I determined that ELLIS could not have provided these services because her employment records documented overlapping hours between recipients, her employment records documented overlapping hours with her third-party employer, or she claimed to have provided services when a recipient was not available to receive services or when she was not available to provide services. ELLIS’s false representations caused the Medicaid program to overpay $62,600.85, of which ELLIS received $40,092.09. I. The Medicaid Program The Medicaid program provides medical care and services to low-income Minnesotans (“recipients”) who meet certain income and other eligibility requirements.
The Minnesota Department of Human Services (“DHS”), located in St. Paul, administers the Medicaid program. DHS contracts with or enrolls Personal Care Assistance Provider Agencies (“Agencies”) to furnish health care services to Medicaid recipients. Agencies that contract with DHS submit claims directly to DHS to receive reimbursement for services. Under Medicaid guidelines, Personal Care Assistant (“PCA”) services are provided by a PCA who is employed by an Agency to provide personal care to a recipient.

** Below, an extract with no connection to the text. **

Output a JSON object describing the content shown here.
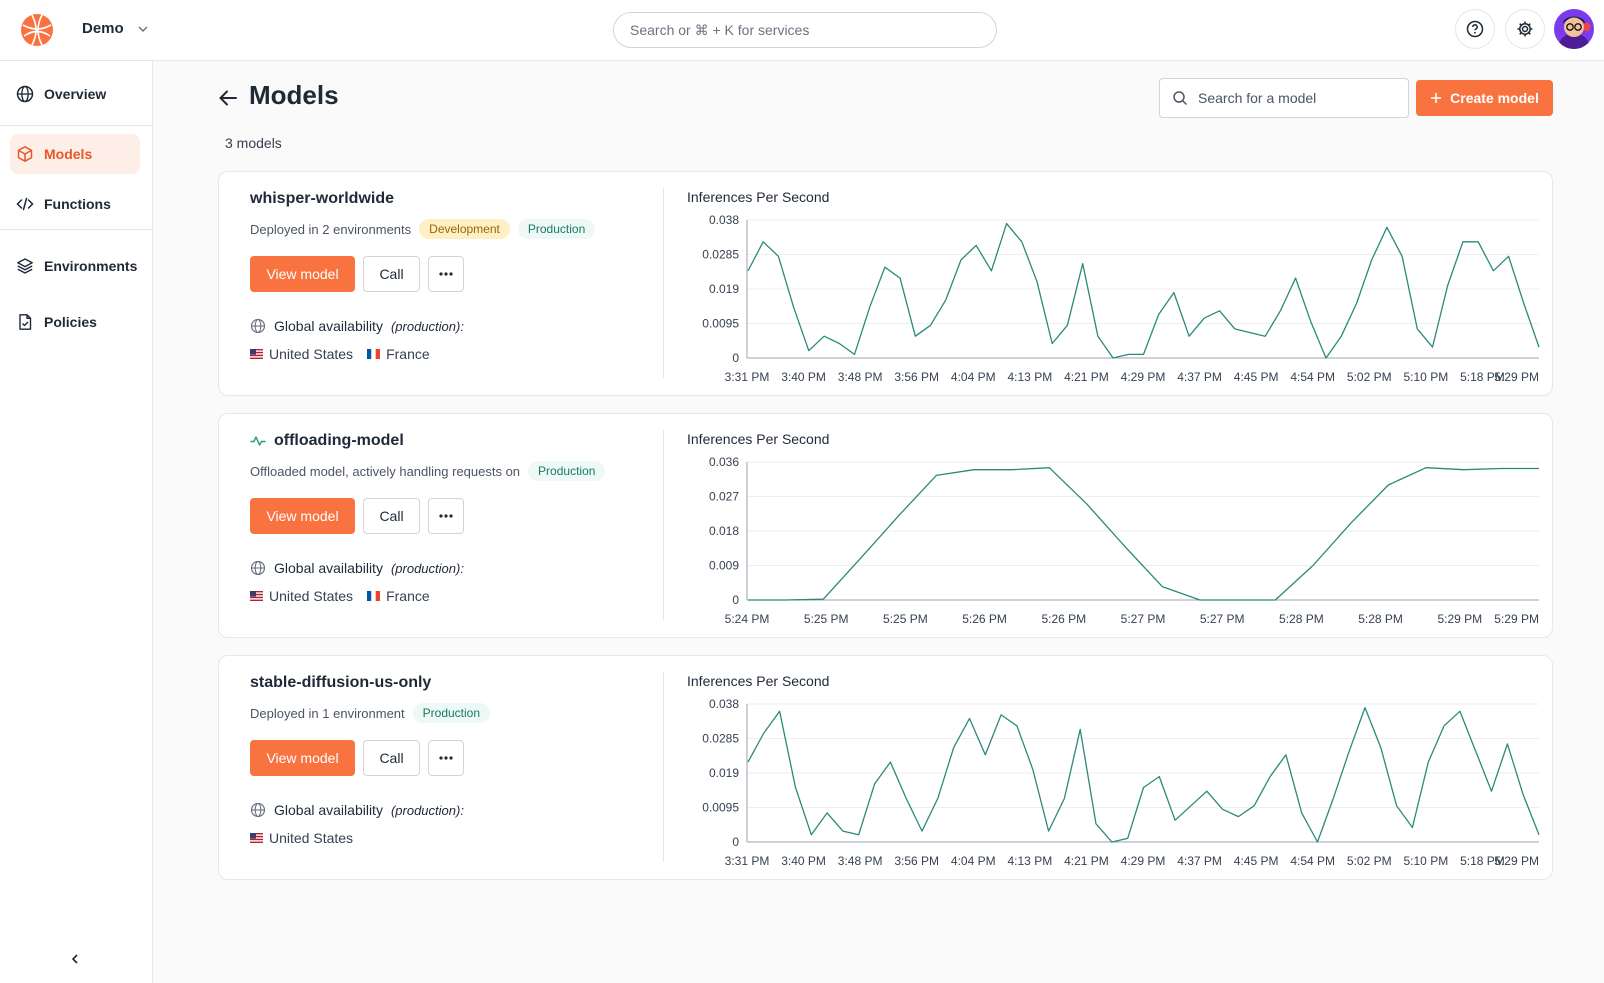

PCA services include assistance with activities of daily living like dressing, grooming, bathing, eating, mobility, and toileting. PCA services occur in a recipient’s home. Agencies must submit background study requests, enrollment applications, and provider agreements for each of their PCAs before they provide services to recipients. DHS also contracts with health care providers that provide Home and Community-Based Services (“HCBS”), also sometimes referred to as 245D services or waivered services, for Medicaid recipients.

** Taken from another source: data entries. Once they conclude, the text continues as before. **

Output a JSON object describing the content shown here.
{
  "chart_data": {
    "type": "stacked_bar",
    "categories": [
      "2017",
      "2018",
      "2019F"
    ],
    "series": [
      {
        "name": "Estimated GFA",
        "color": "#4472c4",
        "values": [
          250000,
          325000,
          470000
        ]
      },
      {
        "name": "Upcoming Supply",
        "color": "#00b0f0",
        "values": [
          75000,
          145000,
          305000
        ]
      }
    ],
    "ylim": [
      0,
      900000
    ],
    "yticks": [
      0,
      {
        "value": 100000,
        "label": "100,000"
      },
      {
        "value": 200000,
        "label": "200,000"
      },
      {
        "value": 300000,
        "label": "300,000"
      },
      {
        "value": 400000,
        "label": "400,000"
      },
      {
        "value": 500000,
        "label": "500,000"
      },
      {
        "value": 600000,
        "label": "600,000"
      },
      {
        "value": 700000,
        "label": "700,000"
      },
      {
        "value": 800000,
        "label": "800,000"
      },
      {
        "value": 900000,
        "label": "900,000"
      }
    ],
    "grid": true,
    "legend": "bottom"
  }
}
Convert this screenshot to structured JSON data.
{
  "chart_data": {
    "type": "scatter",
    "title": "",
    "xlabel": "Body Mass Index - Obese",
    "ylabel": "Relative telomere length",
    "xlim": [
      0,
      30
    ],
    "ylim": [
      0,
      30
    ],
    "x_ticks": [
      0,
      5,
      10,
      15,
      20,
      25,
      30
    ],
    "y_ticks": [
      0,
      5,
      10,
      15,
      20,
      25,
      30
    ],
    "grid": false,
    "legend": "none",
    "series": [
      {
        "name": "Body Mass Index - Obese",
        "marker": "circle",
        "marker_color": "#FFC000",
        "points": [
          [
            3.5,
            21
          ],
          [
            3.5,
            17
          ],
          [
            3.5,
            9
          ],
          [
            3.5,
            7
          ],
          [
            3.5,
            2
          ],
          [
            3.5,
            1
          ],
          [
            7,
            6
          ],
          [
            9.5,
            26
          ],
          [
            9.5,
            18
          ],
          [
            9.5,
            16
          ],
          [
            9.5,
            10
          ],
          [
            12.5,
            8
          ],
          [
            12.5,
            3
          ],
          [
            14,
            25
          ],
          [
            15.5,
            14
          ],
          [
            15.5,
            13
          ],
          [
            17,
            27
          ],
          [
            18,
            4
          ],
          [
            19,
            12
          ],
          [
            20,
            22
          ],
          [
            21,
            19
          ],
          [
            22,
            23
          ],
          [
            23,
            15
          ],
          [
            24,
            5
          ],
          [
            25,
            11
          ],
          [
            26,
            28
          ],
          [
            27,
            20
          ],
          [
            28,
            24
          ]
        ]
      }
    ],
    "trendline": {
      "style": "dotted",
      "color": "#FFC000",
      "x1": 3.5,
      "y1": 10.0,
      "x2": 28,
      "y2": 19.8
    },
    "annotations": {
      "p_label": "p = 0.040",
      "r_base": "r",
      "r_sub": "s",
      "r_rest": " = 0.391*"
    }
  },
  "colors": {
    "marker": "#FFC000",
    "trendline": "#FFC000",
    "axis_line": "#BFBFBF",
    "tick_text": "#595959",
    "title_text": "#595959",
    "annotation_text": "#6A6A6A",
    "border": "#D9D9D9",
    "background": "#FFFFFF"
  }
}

HCBS services are provided to persons with disabilities and the elderly who are eligible to receive the services and are individually assessed to require the services. HCBS services include, but are not limited to, homemaker services. Homemaker services involve home management and cleaning needs provided by an individual in the recipient’s own home. Medicaid also offers a shared care option for recipients of PCA services. Shared care services are provided in the same setting at the same time by the same PCA for multiple recipients.